The Firewall at the Center of Everything Is Currently Broken

While vibe-coded apps leak data at the application layer, the network perimeter itself is under attack.

CVE-2026-0300, a critical buffer overflow vulnerability in Palo Alto Networks’ PAN-OS — the operating system running hundreds of thousands of enterprise firewalls globally — carries a CVSS score of 9.3. It allows an unauthenticated attacker to execute arbitrary code with root privileges by sending specially crafted packets to the User-ID Authentication Portal, which is frequently exposed to the internet. Exploitation has been active since at least April 9, 2026. CISA added the vulnerability to its Known Exploited Vulnerabilities catalog on May 6, requiring US federal agencies to apply mitigations by May 9. A patch is scheduled for release on May 13 — meaning every organisation running an exposed Palo Alto firewall has been operating with an unpatched, actively exploited root-level hole for over a month.

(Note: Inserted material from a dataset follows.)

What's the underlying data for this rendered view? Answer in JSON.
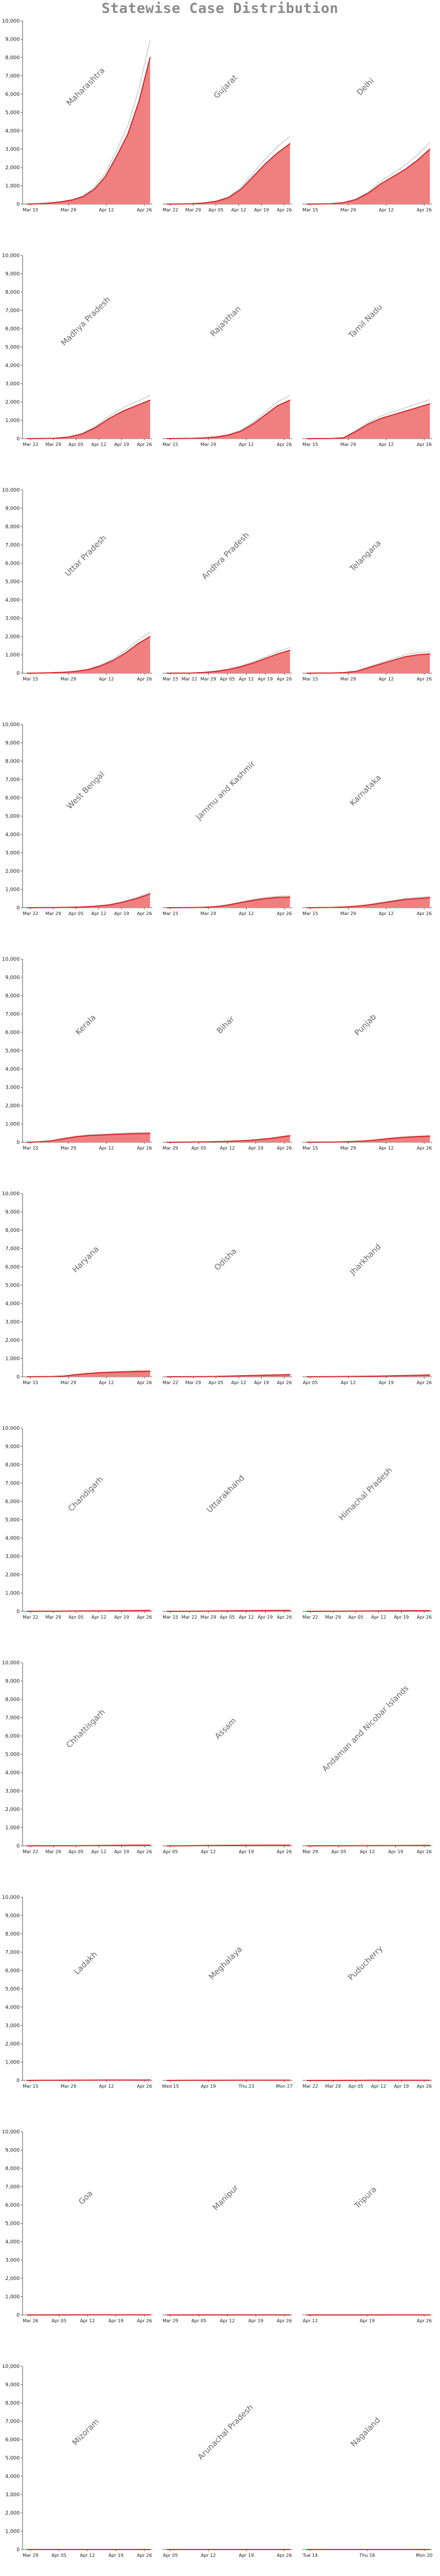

The timing is notable. CVE-2026-0300 lands in the same week as the RedAccess findings, the same month that over 100,000 tech security and engineering roles have been cut across the industry. The people responsible for patching these systems are, in many cases, the same people being handed buyout packages.

The Infrastructure Layer That Nobody Talks About

One story this week cuts against the grain of the doom scrolling: a genuinely meaningful technical advance that will shape how AI is trained for years.

OpenAI, in partnership with AMD, Broadcom, Intel, Microsoft, and Nvidia, has published the Multipath Reliable Connection (MRC) specification through the Open Compute Project — an open networking protocol purpose-built for large-scale GPU clusters. The problem MRC solves is unglamorous but consequential: in training runs involving tens of thousands of GPUs, a single late data transfer can stall the entire process, leaving expensive hardware sitting idle. MRC addresses this by spraying packets from a single transfer across hundreds of paths simultaneously, routing around failures in microseconds, and allowing GPUs to place data directly into memory regardless of packet arrival order.

MRC is already deployed across all of OpenAI’s largest Nvidia GB200 supercomputers, including its Abilene, Texas facility and Microsoft’s Fairwater supercomputers. The decision to publish it as an open standard — rather than maintain it as a competitive moat — is significant. It suggests the bottleneck the industry is now trying to solve is not model capability or chip availability, but the reliability of the interconnect fabric between chips. At $725 billion in annual infrastructure spend, idle GPUs are an expensive problem.

“Even a single transfer arriving late can disrupt the entire process, causing GPUs to sit idle.”

— OpenAI MRC technical documentation

The Pattern Underneath Five Stories

Read these five developments together and a consistent pattern emerges.

The industry is in a race to build infrastructure at a scale and speed that has historically created the conditions for systemic failure. Capital is concentrated into four companies. Power grids are being restructured around AI demand without public debate. The security implications of democratising software development are being externalised onto users who don’t know what they’re externalising. Enterprise perimeter security has a critical unpatched zero-day in active exploitation. And the engineers who would normally be responsible for patching, securing, and auditing all of this are being asked whether they’d like to take a buyout.

None of this means the AI investment thesis is wrong. AWS accelerating to its fastest growth in 13 quarters is a real data point. MRC is a real technical advance. The productivity gains being cited to justify layoffs may, over time, prove real. But the current moment — $725 billion committed, 100,000 jobs cut, 5,000 apps leaking data, one firewall OS with a root exploit in the wild — is not the moment to assume that speed and scale are sufficient substitutes for care and discipline.

The history of technology is littered with cycles where the build-out moved faster than the safeguards. We are, by most available evidence, in one of those cycles now.